If you lived here still...

by

Famous for touring her personal library and activist archives, Martha Rosler gives us a lot to think about in her exhibition.

Literally a room full of boxes and newspaper clippings, ‘If You Lived Here Still’ is a twenty-year collection of material about homelessness and tenant rights. Since its original presentation in 1989, American cities have hosted permutations of the exhibition, adding local material to Rosler’s. Now Barcelona has followed suit; half of the exhibition presents work by local activists who fight for the right to fair housing.

I suggest you begin with the Barcelona resources. Move past the room primarily devoted to Rosler’s New York archive and sit down at Jordi Oriola and Laura Villaplana’s Roquetes: Memories that shape a neighbourhood and listen to how some Nou Barris residents hijacked a bus to get service to their barrio. Take a look at the comic book-style guide that explains how plans to put elevators in Barceloneta apartments will literally throw out 20 percent of a building’s population and learn about how Ciutat Vella inhabitants suffered four years of harassment by developers and how they’re fighting back with a criminal lawsuit, as witnessed in the documentary 29, Carrer Robador. Four Years of Tenant Harassment.

Part of Rosler’s motivation to tour this exhibition is to bring such activist battles and victories to local light. She offers her archive as a model to create similar projects in other cities hoping to connect people with the issues of housing. To that end, Rosler’s original exhibition, part of the influential 1989 Town Meeting project in New York City, included four accompanying talks. In these forums, people engaged with the larger issues presented by her archive.

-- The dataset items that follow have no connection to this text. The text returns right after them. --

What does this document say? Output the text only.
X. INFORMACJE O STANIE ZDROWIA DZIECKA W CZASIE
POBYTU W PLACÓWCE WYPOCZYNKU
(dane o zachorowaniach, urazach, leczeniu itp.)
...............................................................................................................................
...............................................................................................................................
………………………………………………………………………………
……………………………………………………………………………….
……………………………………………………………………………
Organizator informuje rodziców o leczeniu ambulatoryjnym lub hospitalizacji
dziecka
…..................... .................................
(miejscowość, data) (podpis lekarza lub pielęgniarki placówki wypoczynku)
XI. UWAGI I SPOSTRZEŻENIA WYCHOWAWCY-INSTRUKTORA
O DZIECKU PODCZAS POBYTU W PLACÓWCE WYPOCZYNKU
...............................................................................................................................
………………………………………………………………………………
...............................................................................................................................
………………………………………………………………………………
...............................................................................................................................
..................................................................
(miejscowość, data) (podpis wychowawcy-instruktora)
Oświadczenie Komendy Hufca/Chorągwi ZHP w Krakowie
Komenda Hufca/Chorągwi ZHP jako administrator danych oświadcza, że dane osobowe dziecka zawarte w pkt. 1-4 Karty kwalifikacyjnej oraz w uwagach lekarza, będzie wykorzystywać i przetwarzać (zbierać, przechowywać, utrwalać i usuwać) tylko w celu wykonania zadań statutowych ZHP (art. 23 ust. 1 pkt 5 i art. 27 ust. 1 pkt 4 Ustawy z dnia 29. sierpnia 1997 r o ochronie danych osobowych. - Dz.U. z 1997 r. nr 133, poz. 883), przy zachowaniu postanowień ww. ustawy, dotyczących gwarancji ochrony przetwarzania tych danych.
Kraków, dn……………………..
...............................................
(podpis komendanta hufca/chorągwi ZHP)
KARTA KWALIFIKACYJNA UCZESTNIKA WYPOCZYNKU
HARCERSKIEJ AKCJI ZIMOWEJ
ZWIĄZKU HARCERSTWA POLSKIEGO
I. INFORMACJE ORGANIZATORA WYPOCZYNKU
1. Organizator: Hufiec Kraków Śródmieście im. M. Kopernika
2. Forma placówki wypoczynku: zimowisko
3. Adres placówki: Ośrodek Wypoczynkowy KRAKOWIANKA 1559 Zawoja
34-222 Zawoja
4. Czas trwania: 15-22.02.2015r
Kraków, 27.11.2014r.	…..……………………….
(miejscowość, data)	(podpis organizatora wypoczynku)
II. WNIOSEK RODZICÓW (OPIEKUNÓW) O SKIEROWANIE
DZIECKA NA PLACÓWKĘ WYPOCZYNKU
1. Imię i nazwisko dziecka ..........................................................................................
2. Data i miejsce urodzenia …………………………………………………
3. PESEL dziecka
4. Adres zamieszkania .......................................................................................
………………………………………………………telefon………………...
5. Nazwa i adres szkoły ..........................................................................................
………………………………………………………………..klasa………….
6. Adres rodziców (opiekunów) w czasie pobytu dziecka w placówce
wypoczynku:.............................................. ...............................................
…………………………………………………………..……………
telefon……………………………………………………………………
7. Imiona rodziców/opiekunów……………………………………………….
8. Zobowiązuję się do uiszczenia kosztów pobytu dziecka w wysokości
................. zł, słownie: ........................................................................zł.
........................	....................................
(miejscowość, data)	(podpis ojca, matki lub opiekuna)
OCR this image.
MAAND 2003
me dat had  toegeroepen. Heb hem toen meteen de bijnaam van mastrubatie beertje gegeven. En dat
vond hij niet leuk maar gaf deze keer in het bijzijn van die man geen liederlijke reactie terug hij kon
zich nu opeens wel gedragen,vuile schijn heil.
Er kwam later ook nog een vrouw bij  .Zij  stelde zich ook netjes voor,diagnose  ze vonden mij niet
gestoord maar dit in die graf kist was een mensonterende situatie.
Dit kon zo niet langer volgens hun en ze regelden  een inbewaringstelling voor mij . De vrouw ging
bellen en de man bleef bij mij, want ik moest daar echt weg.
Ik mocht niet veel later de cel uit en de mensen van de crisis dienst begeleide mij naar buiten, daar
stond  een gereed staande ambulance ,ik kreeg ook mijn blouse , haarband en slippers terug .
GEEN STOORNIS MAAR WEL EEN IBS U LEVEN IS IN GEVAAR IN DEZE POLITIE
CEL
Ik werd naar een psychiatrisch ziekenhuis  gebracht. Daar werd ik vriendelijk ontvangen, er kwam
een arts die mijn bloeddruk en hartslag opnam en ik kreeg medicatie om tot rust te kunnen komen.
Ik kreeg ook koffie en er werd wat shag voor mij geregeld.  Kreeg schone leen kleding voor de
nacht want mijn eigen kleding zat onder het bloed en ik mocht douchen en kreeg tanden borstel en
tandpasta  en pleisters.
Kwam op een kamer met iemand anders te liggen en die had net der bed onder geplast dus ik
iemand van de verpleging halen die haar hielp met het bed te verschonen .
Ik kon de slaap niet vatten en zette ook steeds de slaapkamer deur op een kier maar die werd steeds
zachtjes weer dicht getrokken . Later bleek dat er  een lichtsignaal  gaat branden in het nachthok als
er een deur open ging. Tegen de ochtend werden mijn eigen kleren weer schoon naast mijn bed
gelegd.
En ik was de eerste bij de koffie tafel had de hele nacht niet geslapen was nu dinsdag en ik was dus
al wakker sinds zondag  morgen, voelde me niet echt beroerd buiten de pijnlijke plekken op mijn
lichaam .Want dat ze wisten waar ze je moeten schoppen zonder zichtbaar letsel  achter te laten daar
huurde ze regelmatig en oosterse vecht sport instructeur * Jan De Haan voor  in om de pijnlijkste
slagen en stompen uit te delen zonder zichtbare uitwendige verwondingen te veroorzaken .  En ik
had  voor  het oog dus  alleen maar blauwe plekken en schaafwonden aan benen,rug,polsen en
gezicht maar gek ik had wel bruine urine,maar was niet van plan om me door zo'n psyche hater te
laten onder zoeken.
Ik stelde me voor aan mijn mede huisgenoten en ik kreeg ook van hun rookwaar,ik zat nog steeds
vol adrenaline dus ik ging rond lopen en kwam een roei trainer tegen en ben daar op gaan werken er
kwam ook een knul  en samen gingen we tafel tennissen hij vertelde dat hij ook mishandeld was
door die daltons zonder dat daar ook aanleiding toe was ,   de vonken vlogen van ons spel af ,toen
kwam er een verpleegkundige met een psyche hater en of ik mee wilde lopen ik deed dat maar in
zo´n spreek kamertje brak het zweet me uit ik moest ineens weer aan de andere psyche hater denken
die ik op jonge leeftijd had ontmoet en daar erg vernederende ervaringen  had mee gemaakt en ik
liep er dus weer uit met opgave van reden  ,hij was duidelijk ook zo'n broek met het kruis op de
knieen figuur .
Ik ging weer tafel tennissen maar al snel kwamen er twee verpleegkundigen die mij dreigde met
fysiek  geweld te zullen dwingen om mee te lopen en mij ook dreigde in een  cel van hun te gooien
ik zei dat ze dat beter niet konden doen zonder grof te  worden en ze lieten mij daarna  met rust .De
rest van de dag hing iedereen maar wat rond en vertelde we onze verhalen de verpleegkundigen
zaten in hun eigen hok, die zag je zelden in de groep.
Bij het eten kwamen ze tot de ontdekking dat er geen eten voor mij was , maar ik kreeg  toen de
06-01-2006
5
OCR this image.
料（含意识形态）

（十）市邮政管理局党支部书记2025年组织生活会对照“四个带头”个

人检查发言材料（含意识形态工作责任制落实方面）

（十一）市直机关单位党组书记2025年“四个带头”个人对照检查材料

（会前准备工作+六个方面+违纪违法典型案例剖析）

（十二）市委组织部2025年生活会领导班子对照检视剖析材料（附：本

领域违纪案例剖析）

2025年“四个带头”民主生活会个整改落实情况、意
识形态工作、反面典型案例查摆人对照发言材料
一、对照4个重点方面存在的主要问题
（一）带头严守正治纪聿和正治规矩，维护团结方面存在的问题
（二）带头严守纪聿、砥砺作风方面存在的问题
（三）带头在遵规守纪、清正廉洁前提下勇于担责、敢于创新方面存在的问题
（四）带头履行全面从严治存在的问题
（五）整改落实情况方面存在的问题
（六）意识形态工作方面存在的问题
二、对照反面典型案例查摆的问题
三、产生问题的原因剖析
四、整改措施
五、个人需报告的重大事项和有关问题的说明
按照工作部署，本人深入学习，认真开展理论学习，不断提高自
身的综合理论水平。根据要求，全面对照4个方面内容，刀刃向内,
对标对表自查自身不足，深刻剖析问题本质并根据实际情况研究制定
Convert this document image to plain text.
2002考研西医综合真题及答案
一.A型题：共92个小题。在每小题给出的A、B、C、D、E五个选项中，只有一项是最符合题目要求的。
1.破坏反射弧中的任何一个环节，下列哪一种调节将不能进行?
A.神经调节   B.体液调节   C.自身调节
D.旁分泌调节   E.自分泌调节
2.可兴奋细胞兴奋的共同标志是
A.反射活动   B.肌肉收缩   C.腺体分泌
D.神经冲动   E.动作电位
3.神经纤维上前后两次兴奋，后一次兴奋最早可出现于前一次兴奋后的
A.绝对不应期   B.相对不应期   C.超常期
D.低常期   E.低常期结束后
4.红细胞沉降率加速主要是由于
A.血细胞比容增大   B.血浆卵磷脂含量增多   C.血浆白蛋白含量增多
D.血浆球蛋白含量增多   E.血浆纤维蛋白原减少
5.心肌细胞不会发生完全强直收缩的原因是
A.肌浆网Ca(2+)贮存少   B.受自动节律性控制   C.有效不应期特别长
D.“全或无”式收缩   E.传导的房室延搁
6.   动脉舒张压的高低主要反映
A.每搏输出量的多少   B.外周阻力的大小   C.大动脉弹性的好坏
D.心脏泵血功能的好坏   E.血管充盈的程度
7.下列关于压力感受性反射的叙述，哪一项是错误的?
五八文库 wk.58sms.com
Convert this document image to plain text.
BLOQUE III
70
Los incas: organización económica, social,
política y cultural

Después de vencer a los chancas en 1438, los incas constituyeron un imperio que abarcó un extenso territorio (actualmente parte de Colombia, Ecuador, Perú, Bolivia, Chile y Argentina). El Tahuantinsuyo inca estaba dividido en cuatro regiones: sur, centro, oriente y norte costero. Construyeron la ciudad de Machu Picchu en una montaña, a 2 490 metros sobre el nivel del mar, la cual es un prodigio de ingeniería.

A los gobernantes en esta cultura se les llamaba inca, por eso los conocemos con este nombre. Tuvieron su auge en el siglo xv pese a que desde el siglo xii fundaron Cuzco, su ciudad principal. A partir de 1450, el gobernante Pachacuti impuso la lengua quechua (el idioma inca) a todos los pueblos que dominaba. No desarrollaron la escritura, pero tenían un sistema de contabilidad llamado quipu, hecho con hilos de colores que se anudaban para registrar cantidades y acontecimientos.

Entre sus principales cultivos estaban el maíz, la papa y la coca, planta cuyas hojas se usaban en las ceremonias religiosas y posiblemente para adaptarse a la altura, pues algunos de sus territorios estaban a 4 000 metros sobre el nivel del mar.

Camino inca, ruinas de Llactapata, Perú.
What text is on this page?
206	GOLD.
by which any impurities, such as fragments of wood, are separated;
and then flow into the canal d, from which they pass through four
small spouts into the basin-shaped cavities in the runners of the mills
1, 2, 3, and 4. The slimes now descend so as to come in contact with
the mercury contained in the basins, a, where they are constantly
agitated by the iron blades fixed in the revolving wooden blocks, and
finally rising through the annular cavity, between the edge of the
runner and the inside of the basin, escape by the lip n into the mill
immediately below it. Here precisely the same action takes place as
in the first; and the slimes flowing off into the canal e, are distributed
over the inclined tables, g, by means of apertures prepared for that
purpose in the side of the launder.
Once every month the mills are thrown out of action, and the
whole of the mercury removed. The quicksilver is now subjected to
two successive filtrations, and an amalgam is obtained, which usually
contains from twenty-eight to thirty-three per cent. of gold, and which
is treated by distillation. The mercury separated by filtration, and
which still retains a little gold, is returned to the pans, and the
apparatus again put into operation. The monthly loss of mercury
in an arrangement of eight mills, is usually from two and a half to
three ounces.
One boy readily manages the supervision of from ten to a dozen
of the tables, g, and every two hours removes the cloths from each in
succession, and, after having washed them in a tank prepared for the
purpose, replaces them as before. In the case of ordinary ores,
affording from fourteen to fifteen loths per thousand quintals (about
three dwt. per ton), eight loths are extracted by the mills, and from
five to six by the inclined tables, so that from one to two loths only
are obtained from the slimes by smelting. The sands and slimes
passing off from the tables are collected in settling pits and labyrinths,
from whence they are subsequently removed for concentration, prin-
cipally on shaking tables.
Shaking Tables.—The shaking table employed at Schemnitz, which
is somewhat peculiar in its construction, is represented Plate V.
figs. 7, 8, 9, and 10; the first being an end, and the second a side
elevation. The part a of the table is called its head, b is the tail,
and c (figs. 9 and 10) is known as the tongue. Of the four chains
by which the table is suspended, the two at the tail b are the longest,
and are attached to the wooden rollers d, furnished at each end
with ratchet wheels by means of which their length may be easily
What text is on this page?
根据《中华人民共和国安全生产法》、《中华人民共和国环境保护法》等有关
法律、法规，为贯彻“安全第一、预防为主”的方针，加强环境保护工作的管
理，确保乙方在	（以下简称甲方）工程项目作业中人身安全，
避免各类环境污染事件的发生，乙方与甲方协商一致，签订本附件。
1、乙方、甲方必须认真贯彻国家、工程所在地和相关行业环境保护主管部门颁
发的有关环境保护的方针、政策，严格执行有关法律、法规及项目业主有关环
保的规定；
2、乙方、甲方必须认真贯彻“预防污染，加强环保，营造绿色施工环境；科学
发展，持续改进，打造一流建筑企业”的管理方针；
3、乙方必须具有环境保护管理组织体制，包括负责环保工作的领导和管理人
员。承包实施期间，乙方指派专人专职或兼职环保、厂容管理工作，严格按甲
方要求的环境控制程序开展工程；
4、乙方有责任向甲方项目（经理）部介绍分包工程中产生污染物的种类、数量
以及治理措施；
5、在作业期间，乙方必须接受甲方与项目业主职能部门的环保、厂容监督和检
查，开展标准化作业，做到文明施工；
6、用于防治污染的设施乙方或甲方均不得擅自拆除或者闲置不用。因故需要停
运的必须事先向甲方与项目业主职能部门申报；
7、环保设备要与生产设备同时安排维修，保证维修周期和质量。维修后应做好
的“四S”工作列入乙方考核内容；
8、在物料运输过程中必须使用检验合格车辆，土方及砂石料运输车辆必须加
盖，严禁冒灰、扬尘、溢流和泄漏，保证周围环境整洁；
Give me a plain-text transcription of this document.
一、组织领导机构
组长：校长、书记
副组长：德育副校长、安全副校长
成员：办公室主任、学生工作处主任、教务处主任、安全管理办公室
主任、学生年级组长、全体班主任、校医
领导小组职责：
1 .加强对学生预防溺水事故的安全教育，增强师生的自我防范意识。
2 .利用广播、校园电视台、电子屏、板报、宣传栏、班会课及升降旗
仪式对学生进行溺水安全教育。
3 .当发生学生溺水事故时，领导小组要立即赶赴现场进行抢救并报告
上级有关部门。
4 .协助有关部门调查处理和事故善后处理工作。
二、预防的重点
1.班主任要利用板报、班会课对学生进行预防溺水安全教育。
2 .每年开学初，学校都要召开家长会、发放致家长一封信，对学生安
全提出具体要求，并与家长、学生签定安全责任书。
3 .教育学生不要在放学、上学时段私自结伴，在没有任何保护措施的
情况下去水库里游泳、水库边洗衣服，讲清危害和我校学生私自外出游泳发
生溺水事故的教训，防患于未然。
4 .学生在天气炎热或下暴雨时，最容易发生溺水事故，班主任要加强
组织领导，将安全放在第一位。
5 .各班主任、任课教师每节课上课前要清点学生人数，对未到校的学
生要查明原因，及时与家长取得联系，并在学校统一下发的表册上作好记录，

However here, I would hazard a guess that Rosler’s audience are having trouble seeing this important work as more than a stack of papers. In part, due to the fact that La Virreina has failed to offer itself as a venue for conversation. During the launch, the centre hosted Rosler and a few local organisations for two public conferences. Though well attended, similar events have not been planned.

Rosler is one of a growing number of contemporary artists working in the vein of research-based art practice, intended to turn the art gallery into a venue for discourse. In fact, If You Lived Here originated the form and these types of exhibitions aren’t going away anytime soon. Barcelona’s art institutions are obliged to not only help carry the torch, but to prepare their audiences, and themselves, for a new institutionalism.